I worked at the Mcvickers theater in the late 60’s early 70’s as a usher.During that time they had stage shows as well as movies .I remember James Earl Jones in the Great White Hope and Sherman Hemsley in Purlie.

Broan on September 5, 2004 at 11:13 pm

Also here.
The Library of Congress site has this mislabeled as a shot of the Auditorium Theatre, but it clearly is not and matches the above shot.

Broan on September 5, 2004 at 11:11 pm

A 1903 view of the third McVicker’s can be seen here

dvdmike on June 12, 2004 at 10:41 pm

I knew the end was near when my feet would stick to the carpet while I was walking down the aisle and when I would see and hear rats running through the place.
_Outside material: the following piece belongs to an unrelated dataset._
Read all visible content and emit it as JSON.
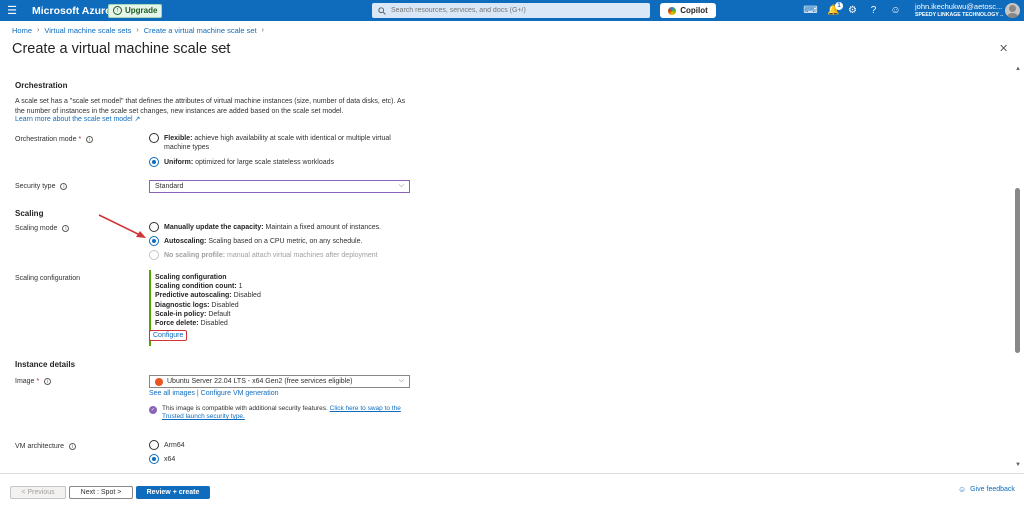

PhilH on June 12, 2004 at 7:42 pm

I went to the McVickers during the Kung-Fu days of the 70’s and I new then that a sad end to another part of history was near

paytonc on April 30, 2004 at 7:11 pm

An office tower is now under construction on the site.

dvdmike on March 17, 2004 at 4:36 pm

The first time I ever went to the McVickers was in 1962 when I was in 2nd grade to see “The Wonderful World Of The Brothers Grimm.” In the early-mid ‘70s, it was reduced to a 3 for $1.00 kung-fu/blaxploitation movie house.

paytonc on January 12, 2004 at 11:37 pm

The McVickers is mentioned in the final scene of the musical “Chicago”; it’s where Roxy and Velma’s act opens. The theatre was replaced with a parking lot — the only surface parking lot within the Loop.
– pc

BenCybulski on January 12, 2004 at 8:32 am

It was rumored that John Wilkes Booth had performed there.